Screen Gems

It took a gay director to make a thriller this crazy…and this funny

Series 7: The Contenders

Welcome to Screen Gems, our weekend dive into queer and queer-adjacent titles of the past that deserve a watch or a re-watch.

The Subversive: Series 7

As director Daniel Minahan continues his moment in the sun with the success of the series Halston, we think it best to take a look back at another one of his biggest artistic triumphs. Series 7: The Contenders debuted in 2001 to little fanfare, probably because audiences at the time didn’t quite understand its premise, or its flavor of satire.

My, how time changes things.

Series 7 uses the faux-documentary style to tell the story of a fictional reality show called The Contenders. Contestants on the show are chosen at random to compete in a televised battle to the death; the last contestant alive is declared the winner, and goes on to compete in the next season of the show. If someone wins three seasons in a row, he gets his freedom.

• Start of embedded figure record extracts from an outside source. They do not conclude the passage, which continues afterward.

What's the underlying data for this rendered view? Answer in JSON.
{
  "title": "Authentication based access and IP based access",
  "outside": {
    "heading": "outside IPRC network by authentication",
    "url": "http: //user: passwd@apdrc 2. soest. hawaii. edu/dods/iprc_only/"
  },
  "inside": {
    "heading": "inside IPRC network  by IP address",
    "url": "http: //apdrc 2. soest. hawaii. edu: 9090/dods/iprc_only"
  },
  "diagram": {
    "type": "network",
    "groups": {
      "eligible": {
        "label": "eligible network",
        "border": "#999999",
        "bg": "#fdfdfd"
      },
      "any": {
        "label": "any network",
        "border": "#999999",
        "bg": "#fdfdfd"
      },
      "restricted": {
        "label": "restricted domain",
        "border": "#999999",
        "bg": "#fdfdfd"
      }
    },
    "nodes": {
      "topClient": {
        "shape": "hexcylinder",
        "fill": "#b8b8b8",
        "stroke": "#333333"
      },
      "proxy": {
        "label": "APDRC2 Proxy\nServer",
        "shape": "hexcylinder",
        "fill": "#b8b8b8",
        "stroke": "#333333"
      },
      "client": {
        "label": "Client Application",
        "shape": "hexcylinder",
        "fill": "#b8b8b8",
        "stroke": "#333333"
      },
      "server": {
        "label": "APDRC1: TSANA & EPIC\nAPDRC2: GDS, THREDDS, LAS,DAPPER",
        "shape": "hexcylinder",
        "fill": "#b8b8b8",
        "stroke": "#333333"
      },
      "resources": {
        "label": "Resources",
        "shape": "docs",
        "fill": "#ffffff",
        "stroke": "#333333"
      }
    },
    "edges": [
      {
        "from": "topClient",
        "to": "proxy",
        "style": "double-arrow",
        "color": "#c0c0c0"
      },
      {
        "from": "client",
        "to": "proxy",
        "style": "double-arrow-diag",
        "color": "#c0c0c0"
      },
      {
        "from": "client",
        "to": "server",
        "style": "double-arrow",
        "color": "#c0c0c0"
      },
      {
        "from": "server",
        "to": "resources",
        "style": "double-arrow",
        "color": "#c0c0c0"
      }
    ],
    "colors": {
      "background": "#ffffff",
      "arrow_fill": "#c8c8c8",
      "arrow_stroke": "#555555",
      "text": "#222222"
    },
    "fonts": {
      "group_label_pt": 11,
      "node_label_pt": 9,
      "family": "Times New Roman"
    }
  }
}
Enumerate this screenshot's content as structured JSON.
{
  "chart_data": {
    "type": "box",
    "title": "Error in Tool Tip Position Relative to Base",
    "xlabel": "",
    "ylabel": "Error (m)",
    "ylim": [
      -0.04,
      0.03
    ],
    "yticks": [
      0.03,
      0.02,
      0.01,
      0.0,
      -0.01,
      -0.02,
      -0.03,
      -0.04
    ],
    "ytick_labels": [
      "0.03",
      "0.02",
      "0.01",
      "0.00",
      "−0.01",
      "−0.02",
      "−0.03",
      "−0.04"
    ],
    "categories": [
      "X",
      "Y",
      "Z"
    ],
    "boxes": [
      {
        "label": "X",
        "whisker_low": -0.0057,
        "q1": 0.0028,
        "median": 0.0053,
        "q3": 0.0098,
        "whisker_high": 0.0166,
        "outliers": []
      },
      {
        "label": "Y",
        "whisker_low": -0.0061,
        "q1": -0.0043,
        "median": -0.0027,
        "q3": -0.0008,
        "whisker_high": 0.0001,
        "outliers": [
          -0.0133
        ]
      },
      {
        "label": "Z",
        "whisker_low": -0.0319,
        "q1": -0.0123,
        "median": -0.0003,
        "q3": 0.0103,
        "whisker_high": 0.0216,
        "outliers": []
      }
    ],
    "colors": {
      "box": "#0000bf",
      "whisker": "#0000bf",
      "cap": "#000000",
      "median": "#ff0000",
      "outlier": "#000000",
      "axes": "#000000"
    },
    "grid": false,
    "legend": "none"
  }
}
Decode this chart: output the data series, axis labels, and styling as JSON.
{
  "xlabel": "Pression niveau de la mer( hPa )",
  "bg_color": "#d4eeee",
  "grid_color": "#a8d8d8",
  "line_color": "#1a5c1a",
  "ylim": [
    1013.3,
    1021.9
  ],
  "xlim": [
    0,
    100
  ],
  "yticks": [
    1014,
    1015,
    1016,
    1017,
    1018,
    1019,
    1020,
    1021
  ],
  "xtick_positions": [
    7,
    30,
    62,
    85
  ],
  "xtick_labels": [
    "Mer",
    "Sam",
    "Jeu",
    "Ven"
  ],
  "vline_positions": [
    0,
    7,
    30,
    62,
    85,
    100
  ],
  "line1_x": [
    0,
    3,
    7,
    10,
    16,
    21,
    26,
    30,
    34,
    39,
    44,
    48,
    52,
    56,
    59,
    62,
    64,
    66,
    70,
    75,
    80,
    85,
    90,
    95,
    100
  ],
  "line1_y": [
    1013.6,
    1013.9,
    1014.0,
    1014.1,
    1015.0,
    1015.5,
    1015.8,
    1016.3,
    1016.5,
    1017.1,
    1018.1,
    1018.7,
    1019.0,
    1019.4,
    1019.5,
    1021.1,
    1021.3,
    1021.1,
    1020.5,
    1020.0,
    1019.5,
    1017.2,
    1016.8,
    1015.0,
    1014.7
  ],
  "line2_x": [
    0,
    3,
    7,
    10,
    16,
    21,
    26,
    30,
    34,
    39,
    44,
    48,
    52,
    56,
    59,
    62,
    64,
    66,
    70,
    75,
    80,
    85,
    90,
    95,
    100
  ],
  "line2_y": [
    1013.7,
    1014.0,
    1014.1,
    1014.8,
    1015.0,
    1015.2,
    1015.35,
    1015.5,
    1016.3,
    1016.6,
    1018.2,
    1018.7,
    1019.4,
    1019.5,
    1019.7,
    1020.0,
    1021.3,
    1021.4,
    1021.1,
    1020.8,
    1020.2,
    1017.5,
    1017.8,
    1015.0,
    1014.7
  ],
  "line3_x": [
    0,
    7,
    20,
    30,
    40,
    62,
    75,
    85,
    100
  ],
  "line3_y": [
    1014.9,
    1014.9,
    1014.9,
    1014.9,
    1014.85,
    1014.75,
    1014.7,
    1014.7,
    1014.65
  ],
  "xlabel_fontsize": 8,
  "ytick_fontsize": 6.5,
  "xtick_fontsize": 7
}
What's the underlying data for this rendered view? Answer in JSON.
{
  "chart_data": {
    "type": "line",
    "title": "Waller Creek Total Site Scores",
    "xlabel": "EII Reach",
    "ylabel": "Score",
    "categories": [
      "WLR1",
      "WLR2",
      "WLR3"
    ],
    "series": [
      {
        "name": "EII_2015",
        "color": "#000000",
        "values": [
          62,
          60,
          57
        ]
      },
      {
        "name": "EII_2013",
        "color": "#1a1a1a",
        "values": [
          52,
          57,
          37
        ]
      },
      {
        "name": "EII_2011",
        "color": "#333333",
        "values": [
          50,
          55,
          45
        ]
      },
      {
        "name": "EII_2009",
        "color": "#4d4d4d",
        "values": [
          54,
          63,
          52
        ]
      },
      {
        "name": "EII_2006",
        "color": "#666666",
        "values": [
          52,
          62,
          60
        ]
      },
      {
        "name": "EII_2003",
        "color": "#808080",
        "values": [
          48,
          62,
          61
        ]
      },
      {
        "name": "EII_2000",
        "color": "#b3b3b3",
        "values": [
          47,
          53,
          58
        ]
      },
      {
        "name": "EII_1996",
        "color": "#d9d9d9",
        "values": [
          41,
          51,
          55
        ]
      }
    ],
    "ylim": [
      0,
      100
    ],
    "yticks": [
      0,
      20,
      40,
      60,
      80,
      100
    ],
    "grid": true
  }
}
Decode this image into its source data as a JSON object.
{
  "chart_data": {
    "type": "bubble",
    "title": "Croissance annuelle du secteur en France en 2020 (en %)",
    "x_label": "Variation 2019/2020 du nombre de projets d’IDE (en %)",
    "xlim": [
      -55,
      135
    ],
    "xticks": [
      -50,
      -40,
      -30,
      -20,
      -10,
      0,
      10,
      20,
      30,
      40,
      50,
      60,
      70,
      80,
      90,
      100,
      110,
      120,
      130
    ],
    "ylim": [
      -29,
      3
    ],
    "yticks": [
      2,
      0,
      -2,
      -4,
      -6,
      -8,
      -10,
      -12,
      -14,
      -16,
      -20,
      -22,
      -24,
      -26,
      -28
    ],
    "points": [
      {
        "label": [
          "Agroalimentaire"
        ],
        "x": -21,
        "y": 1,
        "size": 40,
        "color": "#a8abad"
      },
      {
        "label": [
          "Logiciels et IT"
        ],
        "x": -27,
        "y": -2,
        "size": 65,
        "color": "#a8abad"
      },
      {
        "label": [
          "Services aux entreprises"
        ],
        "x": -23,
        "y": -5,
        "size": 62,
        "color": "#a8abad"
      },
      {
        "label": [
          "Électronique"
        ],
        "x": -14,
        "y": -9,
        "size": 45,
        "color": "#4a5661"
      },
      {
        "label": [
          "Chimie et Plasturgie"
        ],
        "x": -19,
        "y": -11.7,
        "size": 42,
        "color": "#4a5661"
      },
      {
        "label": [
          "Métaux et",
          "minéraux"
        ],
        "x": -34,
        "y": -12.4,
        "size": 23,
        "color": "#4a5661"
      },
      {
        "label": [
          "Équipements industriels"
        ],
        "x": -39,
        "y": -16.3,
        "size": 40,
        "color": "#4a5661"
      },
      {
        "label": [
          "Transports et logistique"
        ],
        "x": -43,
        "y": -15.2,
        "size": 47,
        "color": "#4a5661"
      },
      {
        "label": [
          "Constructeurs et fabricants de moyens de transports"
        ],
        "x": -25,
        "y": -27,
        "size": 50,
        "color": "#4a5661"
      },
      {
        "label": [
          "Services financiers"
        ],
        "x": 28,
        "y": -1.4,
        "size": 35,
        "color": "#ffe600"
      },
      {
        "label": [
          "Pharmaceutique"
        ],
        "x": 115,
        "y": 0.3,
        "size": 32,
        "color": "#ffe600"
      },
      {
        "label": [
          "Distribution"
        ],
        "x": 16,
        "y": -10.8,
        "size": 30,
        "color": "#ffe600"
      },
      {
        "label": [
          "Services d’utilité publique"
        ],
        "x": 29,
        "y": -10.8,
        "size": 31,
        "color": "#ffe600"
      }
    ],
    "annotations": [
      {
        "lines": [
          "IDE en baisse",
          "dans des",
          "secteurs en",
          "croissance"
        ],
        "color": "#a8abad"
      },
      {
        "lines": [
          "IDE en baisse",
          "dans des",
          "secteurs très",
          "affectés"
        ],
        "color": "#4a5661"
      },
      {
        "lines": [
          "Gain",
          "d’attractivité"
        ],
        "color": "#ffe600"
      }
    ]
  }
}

The show also outfits each contender with an explosive device that detonates should he try and escape.

The film catches up with reigning champ Dawn Lagarto (Brooke Smith, The Silence of the Lambs), a woman eight months pregnant and on the verge of finally freeing herself from the game. She’s horrified to learn that her high school boyfriend Jeffrey (Glenn Fitzgerald) gets chosen as one of her fellow competitors, despite his dying of testicular cancer. As the game progresses, Jeffrey and Dawn rekindle their friendship, and he agrees to let Dawn euthanize him because of his cancer. Meanwhile, the other players begin offing each other and come for Dawn and Jeffrey.

Series 7 (and Minahan) foresaw the world of reality TV of the early 2000s and the grotesquery that would come along with it. Despite the absurd, murderous premise, it’s not hard to imagine contestants on Survivor, Big Brother, or American Idol offing each other in the name of ratings. For that matter, the film also predicts the people-in-need freak shows of Breaking Bonaduce, The Two Coreys, Lindsay or any other number of reality shows that followed troubled individuals who would have been better served by a trip to rehab than a television audience.

The movie also benefits from the affecting performances of Fitzerald and, in particular, Smith. She’s one of the great character actresses working today, and Series 7 gives her the kind of role she deserves. A terrific supporting cast helps as well, including a very young Merritt Weaver as a hilarious, bloodthirsty high schooler.

Series 7 makes a bold, subversive, personal statement. If a Marvel or Star Wars movie had this level of artistic will and wicked humor, it would cause a frenzy. As it was, the movie arrived just a bit ahead of the curve. 20 years later, it plays even better than when it originally premiered and still retains all its sharp observations about reality TV and consumerist culture.

Series 7: The Contenders predicted what fans of Halston have just now come to realize: Daniel Minahan is one Hell of an artist.